The Australian’s Kelly puts it best when he says “the upshot is a society in confusion and dispute over the meaning of virtue.”
Christian writers and thinkers who have dismissed their fellow believers’ concerns about this matter, calling it a false narrative of decline, have to ask themselves why the secular writers are suddenly cottoning on to this trend, and doing so in a slightly panicked manner. Secular writers are suddenly looking to Christian thinkers for answers about this. We’d better have something to answer them, and it better be more than a baptised version of what the Humanities Departments of every Western university has been shoving down our throats for decades.
All too often Christians are either guilty of dismissing such concerns about our world and culture. Or, on the other hand, we’re too busy assimilating to – and therefore being assimilated by -, the new virtues posited to us by the secular frame. Surely we’re at a point where we can start to agree with the concerns of secular writers such as Kelly and Murray, and point them in a good direction.

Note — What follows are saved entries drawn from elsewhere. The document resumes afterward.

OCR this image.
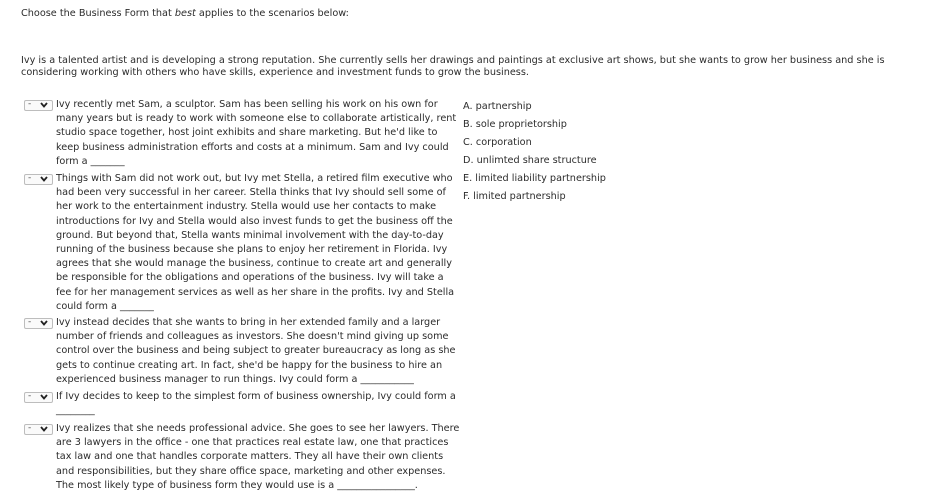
Choose the Business Form that best applies to the scenarios below:
Ivy is a talented artist and is developing a strong reputation. She currently sells her drawings and paintings at exclusive art shows, but she wants to grow her business and she is considering working with others who have skills, experience and investment funds to grow the business.
-	Ivy recently met Sam, a sculptor. Sam has been selling his work on his own for many years but is ready to work with someone else to collaborate artistically, rent studio space together, host joint exhibits and share marketing. But he'd like to keep business administration efforts and costs at a minimum. Sam and Ivy could form a _______
-	Things with Sam did not work out, but Ivy met Stella, a retired film executive who had been very successful in her career. Stella thinks that Ivy should sell some of her work to the entertainment industry. Stella would use her contacts to make introductions for Ivy and Stella would also invest funds to get the business off the ground. But beyond that, Stella wants minimal involvement with the day-to-day running of the business because she plans to enjoy her retirement in Florida. Ivy agrees that she would manage the business, continue to create art and generally be responsible for the obligations and operations of the business. Ivy will take a fee for her management services as well as her share in the profits. Ivy and Stella could form a _______
-	Ivy instead decides that she wants to bring in her extended family and a larger number of friends and colleagues as investors. She doesn't mind giving up some control over the business and being subject to greater bureaucracy as long as she gets to continue creating art. In fact, she'd be happy for the business to hire an experienced business manager to run things. Ivy could form a ___________
-	If Ivy decides to keep to the simplest form of business ownership, Ivy could form a ________
-	Ivy realizes that she needs professional advice. She goes to see her lawyers. There are 3 lawyers in the office - one that practices real estate law, one that practices tax law and one that handles corporate matters. They all have their own clients and responsibilities, but they share office space, marketing and other expenses. The most likely type of business form they would use is a ________________.
A. partnership
B. sole proprietorship
C. corporation
D. unlimted share structure
E. limited liability partnership
F. limited partnership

Bt here’s the rub. That direction must be in the direction of a return to the historical realities of the Christian faith itself; Incarnation, Life, Death. Resurrection, Ascension, Return. The mainlines have collapsed because the progressive liberal frame they preach merely filled the vacuum left behind when they abandoned the faith once delivered to the saints. We need to point out to sympathetic secularists that you can’t have the fruit of the traditions without the faith of the traditions.
That gospel story claimed a totalising ownership of the idea of virtue that swept all else away with through its sheer historical weightiness. The scorning claims of those who say we have rejected all of the abstract gods bar the last one, fail to see how this last great God swept away the brute power, pride and position of those false gods, leaving Him alone to stand as the Colossus of history.
The unity of the church is the unity of the Spirit that we maintain – a gift given to us; it is not a unity we attain through effort, including going to church for cultural reasons. The hopes of many well-meaning secularists will be dashed if they think church attendance is a panacea.
And now the misplaced confidence of the neo-pagan secular frame assumes it can operate in a vacuum of gods, never realising the immanent danger of restoring the old gods to the throne should they reject the resurrected Easter King. For the old gods require the blood of their followers, an anti-Easter message in which we are killed and entombed for their sakes, not the other way around.
The secular writers and thinkers are right to be concerned. We should welcome the fact that they suddenly been shocked into action. But their call to return to traditions purely for pragmatic reasons, and their suggestion that we should all somehow go back to church because it’s a great organising principle for society, will fall on deaf ears, and simply enrage their opponents all the more, without a commitment to the historical reality of the faith.
Dry Tradition and self-serving pragmatism got us into this bind in the first place. It’s certainly not going to get us out of it.